Floyd Mayweather, Andre Ward headline International Boxing Hall of Fame’s Class of 2021

Unbeaten multi-division champions Floyd Mayweather and Andre Ward are the headliners in a spectacular 13-person class that was elected to the International Boxing Hall of Fame’s Class of 2021 on Tuesday.

Mayweather won world titles in five weight classes — super featherweight, lightweight, super lightweight, welterweight and super welterweight — while going 50-0 with 27 knockouts and establishing himself as the greatest boxer of his era.

Ward was 32-0 with 16 knockouts and won titles at super middleweight and light heavyweight.

Also elected in the men’s modern category was former heavyweight champion Wladimir Klitschko, who thus joins his older brother, Vitali, in the Hall of Fame. Women’s modern boxers elected were Laila Ali and Ann Wolfe.
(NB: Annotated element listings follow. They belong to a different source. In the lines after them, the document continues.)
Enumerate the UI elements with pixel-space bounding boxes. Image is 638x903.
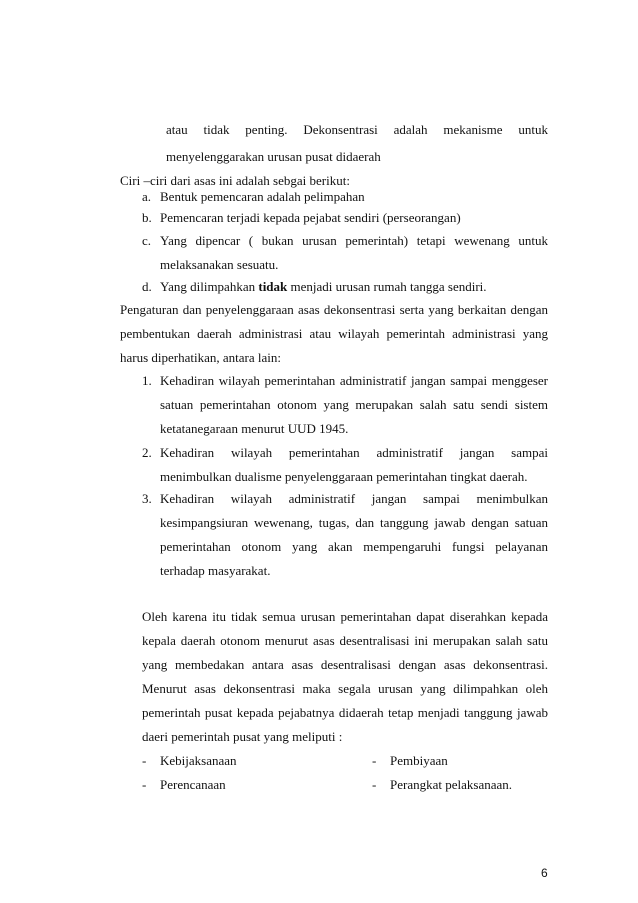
list-item	[160, 279, 487, 295]
list-item: Perencanaan	[160, 777, 226, 792]
paragraph-line: pemerintah pusat kepada pejabatnya didaerah tetap menjadi tanggung jawab	[142, 705, 548, 720]
text-run: Yang dilimpahkan	[160, 279, 259, 294]
list-marker: 1.	[142, 373, 152, 388]
list-item: Yang dipencar ( bukan urusan pemerintah) tetapi wewenang untuk	[160, 233, 548, 248]
paragraph-line: Menurut asas dekonsentrasi maka segala urusan yang dilimpahkan oleh	[142, 681, 548, 696]
bullet-dash: -	[142, 753, 147, 768]
text-run: menjadi urusan rumah tangga sendiri.	[287, 279, 487, 294]
paragraph-line: Pengaturan dan penyelenggaraan asas dekonsentrasi serta yang berkaitan dengan	[120, 302, 548, 317]
bold-text: tidak	[258, 279, 288, 294]
list-item: Kehadiran wilayah pemerintahan administratif jangan sampai menggeser	[160, 373, 548, 388]
paragraph-line: Oleh karena itu tidak semua urusan pemerintahan dapat diserahkan kepada	[142, 609, 548, 624]
list-marker: d.	[142, 279, 152, 294]
bullet-dash: -	[372, 753, 377, 768]
list-item: Bentuk pemencaran adalah pelimpahan	[160, 189, 365, 204]
list-item-continuation: menimbulkan dualisme penyelenggaraan pemerintahan tingkat daerah.	[160, 469, 528, 484]
list-item-continuation: ketatanegaraan menurut UUD 1945.	[160, 421, 349, 436]
list-item-continuation: terhadap masyarakat.	[160, 563, 271, 578]
list-marker: 3.	[142, 491, 152, 506]
list-item: Kehadiran wilayah pemerintahan administratif jangan sampai	[160, 445, 548, 460]
paragraph-line: yang membedakan antara asas desentralisasi dengan asas dekonsentrasi.	[142, 657, 548, 672]
section-heading: Ciri –ciri dari asas ini adalah sebgai berikut:	[120, 173, 350, 188]
list-item: Perangkat pelaksanaan.	[390, 777, 513, 792]
list-marker: 2.	[142, 445, 152, 460]
bullet-dash: -	[372, 777, 377, 792]
paragraph-line: kepala daerah otonom menurut asas desentralisasi ini merupakan salah satu	[142, 633, 548, 648]
list-item: Pembiyaan	[390, 753, 448, 768]
list-item-continuation: melaksanakan sesuatu.	[160, 257, 279, 272]
list-item: Pemencaran terjadi kepada pejabat sendiri (perseorangan)	[160, 210, 461, 225]
paragraph-line: menyelenggarakan urusan pusat didaerah	[166, 149, 381, 164]
list-item-continuation: pemerintahan otonom yang akan mempengaruhi fungsi pelayanan	[160, 539, 548, 554]
page-number: 6	[541, 866, 548, 880]
paragraph-line: pembentukan daerah administrasi atau wilayah pemerintah administrasi yang	[120, 326, 548, 341]
list-marker: b.	[142, 210, 152, 225]
bullet-dash: -	[142, 777, 147, 792]
paragraph-line: atau tidak penting. Dekonsentrasi adalah mekanisme untuk	[166, 122, 548, 137]
paragraph-line: daeri pemerintah pusat yang meliputi :	[142, 729, 343, 744]
list-marker: c.	[142, 233, 152, 248]
list-item-continuation: satuan pemerintahan otonom yang merupakan salah satu sendi sistem	[160, 397, 548, 412]
list-item-continuation: kesimpangsiuran wewenang, tugas, dan tanggung jawab dengan satuan	[160, 515, 548, 530]
list-item: Kebijaksanaan	[160, 753, 237, 768]
paragraph-line: harus diperhatikan, antara lain:	[120, 350, 281, 365]
list-marker: a.	[142, 189, 152, 204]
list-item: Kehadiran wilayah administratif jangan sampai menimbulkan	[160, 491, 548, 506]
Ali is the daughter of the legendary Hall of Famer Muhammad Ali.

Others elected were boxers Davey Moore, Jackie Tonawanda and Miriam Trimiar, as well as cut man Freddie Brown, trainer/manager Jackie McCoy, journalist George Kimball and Showtime television executive Jay Larkin.

“It is a great honor for me to be inducted into the International Boxing Hall of Fame as a first-ballot nominee and a member of the 2021 class,” Mayweather said. “Throughout my career, I gave everything I could to the sport of boxing, and now, to be recognized by one of the most prestigious honors in the sport for that hard work and dedication is very humbling. I am looking forward to attending the Hall of Fame Induction Weekend in June and being honored alongside the other members of the class of 2021, too.”

Ward, who is now a television boxing analyst for ESPN, is the last American male to win a gold medal in Olympic boxing. He captured gold at the 2004 Games in Athens, Greece.

He debuted as a pro as a middleweight, but found his niche once he moved to super middleweight. He won Showtime’s Super Six tournament and after a dominant run at 168 pounds, he moved up and became light heavyweight champion, as well.

He was as complete of a boxer as there was in the game and was known for his thorough preparation.

“I’ve been waiting for this call for most of my life,” Ward said. “It finally came. I’m a first-ballot Hall of Famer. God has been good to me. I can finally rest now. This chapter of my life is complete.”

Klitschko, a 1996 super heavyweight gold medalist at the Atlanta Olympic Games, went 64-5 as a pro with 44 knockouts. He is best known for his streak of 18 consecutive successful title defenses.

He defeated 10 men who at one point in their careers held a version of the heavyweight title.

“Thank you for the great news; it is an honor to be a Hall of Famer,” Klitschko said. “I’m so impressed with the dedication and passion the Village of Canastota has for boxing. All of the champions feel so honored and blessed to be in the Hall of Fame. It’s amazing.”

Ali followed her famous father’s footsteps into boxing and became arguably the greatest female boxer of her time. She was 24-0 with 21 knockouts and headlined the first card featuring women in the main event when she defeated Jacqui Frazier-Lyde in 2001. Frazier-Lyde is the daughter of Joe Frazier, her father’s fiercest rival.

“Being that my father was also inducted many years ago, it makes this honor extra special to me,” Ali said. “I learned so much inside the ring that I have applied to every area of my life outside of the ring. Boxing will forever be my first love … and knowing that I will be on the Hall of Fame Wall, inspiring others who come behind me for years to come, is a blessing that I will never take for granted.”